I refer to the Malaysiakini report, Lingam tape: Protest at panel's first meeting . Tension seems to running high on the first meeting of the panel to investigate the Lingam tape fiasco. There is fear among the public that there will be a whitewash when the panel finish their investigations (like before) and that's why people protest during their maiden meeting.

The government knows that if they succumb to public pressure for the setting up of a royal commission to investigate this shameful incident which has besmirches the judiciary image, more skeletons in the closet might be exposed as the commission has more powers.
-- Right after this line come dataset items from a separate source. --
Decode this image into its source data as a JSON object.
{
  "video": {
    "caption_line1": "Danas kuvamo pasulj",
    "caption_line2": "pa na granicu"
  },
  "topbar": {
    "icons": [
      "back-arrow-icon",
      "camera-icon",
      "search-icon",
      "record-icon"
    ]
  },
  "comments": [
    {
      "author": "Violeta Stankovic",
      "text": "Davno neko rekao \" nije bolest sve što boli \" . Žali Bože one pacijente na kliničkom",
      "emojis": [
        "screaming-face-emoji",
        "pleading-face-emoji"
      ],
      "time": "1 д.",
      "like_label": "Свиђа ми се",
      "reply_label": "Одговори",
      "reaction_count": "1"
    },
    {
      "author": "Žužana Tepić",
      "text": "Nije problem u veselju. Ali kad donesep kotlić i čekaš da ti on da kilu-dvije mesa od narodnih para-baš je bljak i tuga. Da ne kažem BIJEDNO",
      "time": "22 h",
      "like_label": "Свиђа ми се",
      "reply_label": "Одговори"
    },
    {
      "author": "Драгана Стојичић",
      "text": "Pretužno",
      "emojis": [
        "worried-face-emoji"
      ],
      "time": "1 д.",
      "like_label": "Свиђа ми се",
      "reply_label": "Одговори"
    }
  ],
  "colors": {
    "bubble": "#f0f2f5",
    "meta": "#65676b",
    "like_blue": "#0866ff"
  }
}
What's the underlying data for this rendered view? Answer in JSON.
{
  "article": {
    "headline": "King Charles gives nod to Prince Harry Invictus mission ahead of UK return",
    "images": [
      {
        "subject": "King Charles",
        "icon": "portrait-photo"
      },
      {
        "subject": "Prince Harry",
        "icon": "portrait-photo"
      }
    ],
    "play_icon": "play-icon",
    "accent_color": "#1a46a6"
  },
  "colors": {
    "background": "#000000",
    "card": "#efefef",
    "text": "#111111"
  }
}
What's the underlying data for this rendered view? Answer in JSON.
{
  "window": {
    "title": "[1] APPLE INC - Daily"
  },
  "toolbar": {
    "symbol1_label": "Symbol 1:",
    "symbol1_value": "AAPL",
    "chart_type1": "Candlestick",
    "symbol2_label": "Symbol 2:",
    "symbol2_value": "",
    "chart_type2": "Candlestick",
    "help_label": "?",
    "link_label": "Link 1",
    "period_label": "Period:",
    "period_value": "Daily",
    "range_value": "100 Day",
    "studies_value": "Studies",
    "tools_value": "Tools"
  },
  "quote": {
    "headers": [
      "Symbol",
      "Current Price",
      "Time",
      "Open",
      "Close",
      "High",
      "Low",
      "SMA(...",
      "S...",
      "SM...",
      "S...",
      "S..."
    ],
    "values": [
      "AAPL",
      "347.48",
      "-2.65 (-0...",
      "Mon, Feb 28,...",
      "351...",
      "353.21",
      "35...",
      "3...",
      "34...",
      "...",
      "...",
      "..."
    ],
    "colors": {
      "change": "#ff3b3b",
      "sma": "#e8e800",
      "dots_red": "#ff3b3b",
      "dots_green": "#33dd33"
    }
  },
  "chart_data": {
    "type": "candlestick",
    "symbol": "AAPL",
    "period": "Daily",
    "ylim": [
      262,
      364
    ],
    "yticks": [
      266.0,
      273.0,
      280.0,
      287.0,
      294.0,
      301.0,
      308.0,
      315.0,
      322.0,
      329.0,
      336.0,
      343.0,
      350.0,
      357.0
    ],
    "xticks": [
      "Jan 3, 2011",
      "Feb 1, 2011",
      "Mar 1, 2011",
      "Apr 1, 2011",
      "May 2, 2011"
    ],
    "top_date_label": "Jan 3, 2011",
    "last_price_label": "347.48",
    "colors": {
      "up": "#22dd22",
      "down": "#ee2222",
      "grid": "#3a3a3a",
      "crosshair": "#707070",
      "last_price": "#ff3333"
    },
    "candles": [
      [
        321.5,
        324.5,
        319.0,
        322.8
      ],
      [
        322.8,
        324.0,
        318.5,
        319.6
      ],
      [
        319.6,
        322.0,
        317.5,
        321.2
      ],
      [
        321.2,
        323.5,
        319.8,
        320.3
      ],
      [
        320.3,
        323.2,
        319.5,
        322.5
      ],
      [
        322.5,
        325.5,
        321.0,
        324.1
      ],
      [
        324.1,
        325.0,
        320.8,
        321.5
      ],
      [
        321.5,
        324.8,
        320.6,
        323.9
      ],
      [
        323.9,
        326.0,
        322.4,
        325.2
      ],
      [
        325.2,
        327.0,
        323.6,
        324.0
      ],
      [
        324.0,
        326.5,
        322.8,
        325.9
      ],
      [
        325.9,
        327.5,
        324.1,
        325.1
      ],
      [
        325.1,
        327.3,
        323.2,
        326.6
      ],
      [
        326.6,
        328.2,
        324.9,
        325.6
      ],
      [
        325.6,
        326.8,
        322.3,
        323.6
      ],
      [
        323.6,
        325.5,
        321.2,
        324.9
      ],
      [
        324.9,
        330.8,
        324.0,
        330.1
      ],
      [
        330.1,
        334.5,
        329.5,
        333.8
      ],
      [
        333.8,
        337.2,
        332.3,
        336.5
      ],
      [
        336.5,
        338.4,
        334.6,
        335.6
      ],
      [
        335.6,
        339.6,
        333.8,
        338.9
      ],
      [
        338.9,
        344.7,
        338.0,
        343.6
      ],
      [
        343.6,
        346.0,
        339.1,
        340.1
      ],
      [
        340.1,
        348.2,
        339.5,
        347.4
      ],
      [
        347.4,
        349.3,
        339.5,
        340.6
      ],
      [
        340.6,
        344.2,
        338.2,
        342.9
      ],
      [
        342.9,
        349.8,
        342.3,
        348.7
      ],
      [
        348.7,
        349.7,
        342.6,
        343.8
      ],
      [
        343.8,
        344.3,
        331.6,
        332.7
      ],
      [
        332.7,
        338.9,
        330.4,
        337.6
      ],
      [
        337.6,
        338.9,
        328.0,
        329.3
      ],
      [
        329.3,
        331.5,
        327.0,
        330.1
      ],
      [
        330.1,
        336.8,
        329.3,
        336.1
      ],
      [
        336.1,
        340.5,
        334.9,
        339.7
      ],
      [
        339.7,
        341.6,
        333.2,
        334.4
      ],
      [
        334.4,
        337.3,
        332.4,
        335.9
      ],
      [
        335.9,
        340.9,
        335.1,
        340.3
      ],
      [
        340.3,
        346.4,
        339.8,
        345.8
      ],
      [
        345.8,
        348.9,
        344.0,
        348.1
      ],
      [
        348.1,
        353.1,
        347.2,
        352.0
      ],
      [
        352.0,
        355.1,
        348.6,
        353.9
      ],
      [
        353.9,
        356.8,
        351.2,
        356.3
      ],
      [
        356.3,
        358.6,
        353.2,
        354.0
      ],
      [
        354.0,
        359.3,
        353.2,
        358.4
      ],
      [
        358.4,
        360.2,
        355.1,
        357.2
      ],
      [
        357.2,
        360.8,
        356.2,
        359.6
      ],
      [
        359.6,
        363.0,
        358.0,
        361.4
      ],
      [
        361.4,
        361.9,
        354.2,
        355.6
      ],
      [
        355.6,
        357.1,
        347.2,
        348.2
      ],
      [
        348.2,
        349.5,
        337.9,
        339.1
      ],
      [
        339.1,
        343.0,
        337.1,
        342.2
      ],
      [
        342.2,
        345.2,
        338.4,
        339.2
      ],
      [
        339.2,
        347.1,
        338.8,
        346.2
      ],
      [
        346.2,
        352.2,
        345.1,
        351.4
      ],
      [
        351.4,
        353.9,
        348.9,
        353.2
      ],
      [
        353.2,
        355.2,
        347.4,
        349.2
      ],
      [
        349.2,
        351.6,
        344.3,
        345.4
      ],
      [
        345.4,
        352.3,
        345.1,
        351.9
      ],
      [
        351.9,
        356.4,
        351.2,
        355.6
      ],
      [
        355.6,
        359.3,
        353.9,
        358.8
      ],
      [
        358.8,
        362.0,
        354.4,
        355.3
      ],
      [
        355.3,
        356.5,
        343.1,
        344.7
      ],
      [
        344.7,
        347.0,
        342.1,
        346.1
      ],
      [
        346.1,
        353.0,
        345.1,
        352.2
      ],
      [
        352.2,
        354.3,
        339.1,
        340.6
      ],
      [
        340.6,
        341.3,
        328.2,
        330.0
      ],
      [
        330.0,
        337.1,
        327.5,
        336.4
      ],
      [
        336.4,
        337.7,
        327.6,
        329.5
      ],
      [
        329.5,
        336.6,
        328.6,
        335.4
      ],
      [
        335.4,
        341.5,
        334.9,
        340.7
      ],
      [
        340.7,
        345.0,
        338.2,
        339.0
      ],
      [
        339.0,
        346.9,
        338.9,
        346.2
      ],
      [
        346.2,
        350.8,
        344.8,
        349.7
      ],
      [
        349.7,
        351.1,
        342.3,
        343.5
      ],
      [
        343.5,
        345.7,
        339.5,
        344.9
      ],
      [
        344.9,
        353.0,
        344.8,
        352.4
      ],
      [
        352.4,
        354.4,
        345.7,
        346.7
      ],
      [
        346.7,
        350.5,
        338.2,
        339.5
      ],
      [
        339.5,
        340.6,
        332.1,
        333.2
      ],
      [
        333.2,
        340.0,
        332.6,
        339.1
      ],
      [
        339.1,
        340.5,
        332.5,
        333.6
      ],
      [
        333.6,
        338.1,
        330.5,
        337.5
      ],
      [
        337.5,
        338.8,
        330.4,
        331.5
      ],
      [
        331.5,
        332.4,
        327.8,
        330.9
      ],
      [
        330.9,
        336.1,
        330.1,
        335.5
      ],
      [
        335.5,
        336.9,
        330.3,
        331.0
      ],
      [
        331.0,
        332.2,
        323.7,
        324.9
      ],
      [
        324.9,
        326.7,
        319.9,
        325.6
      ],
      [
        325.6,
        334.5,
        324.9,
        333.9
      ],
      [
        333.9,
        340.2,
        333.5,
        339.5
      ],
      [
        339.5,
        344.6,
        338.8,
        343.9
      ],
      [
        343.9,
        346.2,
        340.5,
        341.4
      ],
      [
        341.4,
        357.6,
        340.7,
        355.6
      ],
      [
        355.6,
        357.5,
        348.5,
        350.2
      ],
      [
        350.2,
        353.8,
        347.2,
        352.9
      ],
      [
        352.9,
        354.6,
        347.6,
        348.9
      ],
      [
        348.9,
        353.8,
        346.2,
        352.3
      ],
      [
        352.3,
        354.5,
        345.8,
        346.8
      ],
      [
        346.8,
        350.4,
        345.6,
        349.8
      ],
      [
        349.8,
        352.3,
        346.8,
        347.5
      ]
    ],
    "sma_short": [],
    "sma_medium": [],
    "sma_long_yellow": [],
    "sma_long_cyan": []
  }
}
The laymen cannot understand why the panel should bother to investigate the authenticity of the tape rather than the content of the telephone conversation between the senior lawyer and the top judge. The Anti-Corruption Agency, instead of hauling the parties involved in the tape controversy, seems to be training their guns on the whistleblowers that expose the tape as a form of intimidation

The panel should look at the subsequent event after the tape controversy and see whether what was promise by the well-connected lawyer to the judge really hold true. The wall of silence on the part of the chief justice after the tape was exposed makes one wonder if he is really not the other party at the other end of the telephone conversation as he claimed through a minister.

We should applaud the opposition leader's intention of asking Parliament to set up a royal commission to go to the bottom of this case, failing which a vote of no-confidence against the sitting chief justice is the best recourse as the incident has tarnish the image of the high office that he holds in the judiciary.

Mind you, this is the worse crisis that our judiciary is facing since 1988 incident where three eminent judges were removed from office because of their independent judgments.

If the public don't have any confidence that they can get fair justice in court, mob rule might occur in the streets. Foreign investors will skip our shore if they feel they will lose in court cases against powerful litigants with the right connections. Lawyer too will feel uncomfortable to appear in court where judges are partial in their judgments and only favour certain parties who are friendly to them.

The Bar Council should be fearless in exposing this shameful incident involving one of their member and the senior judge and the Walk for Justice should be one of the few steps taken to restore the image of the judiciary.

As Lord Denning, a prominent judge in United Kingdom once said, silence is not an option when ills are done. Let us bring back the shine in our judiciary by appointing and elevating courageous and independent judges.